What research is planned for this project?
We will collect and analyze data related to three main research strands. These research strands will help us to understand the development and the effects of this large project, and make appropriate adjustments. It will also allow us to develop and disseminate evidence-based recommendations about the impacts of this change approach to the broader higher education community.
We encourage faculty who are interested in contributing to or learning more about a specific research strand to contact the appropriate research lead. We are particularly interested in collaborating with faculty and students around research strand 2.
Research leads: Eleanor Close and Alice Olmstead
Main research question: How and to what extent do communities of practice centered on culturally relevant instructional approaches emerge through faculty-student teams?
Likely data sources:
- Video-recordings of weekly prep meetings of faculty and Learning Assistants.

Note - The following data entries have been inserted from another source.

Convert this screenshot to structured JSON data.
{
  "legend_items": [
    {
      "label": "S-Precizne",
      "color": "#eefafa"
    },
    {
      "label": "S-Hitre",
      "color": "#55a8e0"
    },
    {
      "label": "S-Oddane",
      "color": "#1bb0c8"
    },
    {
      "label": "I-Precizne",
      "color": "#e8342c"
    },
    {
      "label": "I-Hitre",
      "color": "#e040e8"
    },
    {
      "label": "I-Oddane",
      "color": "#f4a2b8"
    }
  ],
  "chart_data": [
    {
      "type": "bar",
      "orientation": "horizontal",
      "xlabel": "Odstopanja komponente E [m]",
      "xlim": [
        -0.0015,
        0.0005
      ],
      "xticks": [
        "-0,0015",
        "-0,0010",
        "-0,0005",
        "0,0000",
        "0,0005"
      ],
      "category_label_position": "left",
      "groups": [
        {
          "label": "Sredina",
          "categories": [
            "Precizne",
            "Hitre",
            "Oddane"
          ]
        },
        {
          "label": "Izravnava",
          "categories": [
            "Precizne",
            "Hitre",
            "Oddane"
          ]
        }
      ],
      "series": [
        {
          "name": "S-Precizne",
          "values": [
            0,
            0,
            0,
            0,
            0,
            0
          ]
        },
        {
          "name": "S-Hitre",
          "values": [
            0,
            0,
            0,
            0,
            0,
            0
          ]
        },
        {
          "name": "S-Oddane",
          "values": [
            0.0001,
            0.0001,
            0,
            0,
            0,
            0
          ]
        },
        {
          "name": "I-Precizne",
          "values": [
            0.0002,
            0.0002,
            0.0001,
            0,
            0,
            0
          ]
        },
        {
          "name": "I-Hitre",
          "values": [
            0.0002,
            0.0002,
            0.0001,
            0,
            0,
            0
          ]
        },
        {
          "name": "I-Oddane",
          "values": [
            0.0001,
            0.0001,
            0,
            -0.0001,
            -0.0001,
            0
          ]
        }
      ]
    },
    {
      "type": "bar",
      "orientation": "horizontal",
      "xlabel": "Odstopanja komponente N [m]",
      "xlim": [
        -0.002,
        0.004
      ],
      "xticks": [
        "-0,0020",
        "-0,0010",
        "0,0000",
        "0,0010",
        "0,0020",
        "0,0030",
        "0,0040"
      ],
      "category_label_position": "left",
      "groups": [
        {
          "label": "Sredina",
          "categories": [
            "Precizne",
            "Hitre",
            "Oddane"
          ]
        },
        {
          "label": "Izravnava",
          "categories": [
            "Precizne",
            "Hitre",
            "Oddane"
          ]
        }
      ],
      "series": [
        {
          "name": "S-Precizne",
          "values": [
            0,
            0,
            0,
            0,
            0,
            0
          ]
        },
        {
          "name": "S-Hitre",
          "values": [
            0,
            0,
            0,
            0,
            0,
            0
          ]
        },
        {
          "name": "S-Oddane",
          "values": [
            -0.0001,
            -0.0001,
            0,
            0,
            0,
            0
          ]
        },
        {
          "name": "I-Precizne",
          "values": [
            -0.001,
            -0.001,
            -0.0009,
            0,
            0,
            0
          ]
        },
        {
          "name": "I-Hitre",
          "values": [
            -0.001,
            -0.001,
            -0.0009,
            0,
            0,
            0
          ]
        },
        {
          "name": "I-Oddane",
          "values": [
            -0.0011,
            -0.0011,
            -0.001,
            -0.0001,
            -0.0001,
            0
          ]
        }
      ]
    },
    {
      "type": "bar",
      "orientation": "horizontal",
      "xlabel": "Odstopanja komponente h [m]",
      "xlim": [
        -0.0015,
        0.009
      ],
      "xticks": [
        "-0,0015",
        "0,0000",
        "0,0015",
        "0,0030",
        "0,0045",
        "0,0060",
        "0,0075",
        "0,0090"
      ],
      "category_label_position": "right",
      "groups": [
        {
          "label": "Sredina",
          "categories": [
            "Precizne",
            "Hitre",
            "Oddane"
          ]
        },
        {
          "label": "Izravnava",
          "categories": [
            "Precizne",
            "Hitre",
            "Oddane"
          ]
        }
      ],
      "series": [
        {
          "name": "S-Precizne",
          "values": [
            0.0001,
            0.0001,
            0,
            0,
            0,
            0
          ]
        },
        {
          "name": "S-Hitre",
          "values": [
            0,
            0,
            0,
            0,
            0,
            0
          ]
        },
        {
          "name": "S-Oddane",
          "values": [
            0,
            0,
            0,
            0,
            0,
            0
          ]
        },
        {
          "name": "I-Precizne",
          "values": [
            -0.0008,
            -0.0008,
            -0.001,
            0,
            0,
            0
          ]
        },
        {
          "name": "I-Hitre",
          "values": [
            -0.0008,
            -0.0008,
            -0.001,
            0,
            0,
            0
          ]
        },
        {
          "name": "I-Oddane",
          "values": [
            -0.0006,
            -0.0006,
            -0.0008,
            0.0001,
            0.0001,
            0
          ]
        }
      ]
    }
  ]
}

- Semi-structured interviews with faculty and student members of course redesign teams.
- Research-validated survey responses of instructional practices and climate for instructional improvement across STEM departments.
Research lead: Cindy Luxford
Main research question: How does participating in redesigned STEM gateway courses impact students outcomes?
Likely data sources:
- Interviews, focus groups and/or surveys of students prior to course redesign.
- Course-level student outcomes in redesigned courses and subsequent upper-division courses.
- Institutional data of STEM students.
Research lead: Li Feng
Main research question: How do Learning Assistant Programs affect STEM workforce outcomes?
Likely data sources:
- College Scorecard data: data on student completion, debt and repayment, earnings from 1996- 2017 for all undergraduate degree-granting institutions of higher education
- The Baccalaureate and Beyond: longitudinal dataset that follows college graduates from their college education into workforce or graduate study
- Scientists and Engineers Statistical Data System (SESTAT): longitudinal information on the education and employment of the college-educated U.S science and engineering workforce.
In these datasets, we will focus on longitudinal cohorts of college school students who have taken at least one gateway courses in STEM fields between academic years 2015-2025.
This project received funding in October 2019 and is scheduled to run through May 2025.
College-wide events and workshops (Component 1) will occur throughout the duration of the project. Cohorts of faculty (and eventually students) will typically begin their department instructional assessments (Component 2) in the fall of a particular academic year. Within these cohorts, faculty-student teams will begin their course redesigns (Component 3) in the following summer. After Year 1, faculty leaders will represent their teams in an Advisory Committee (Component 4).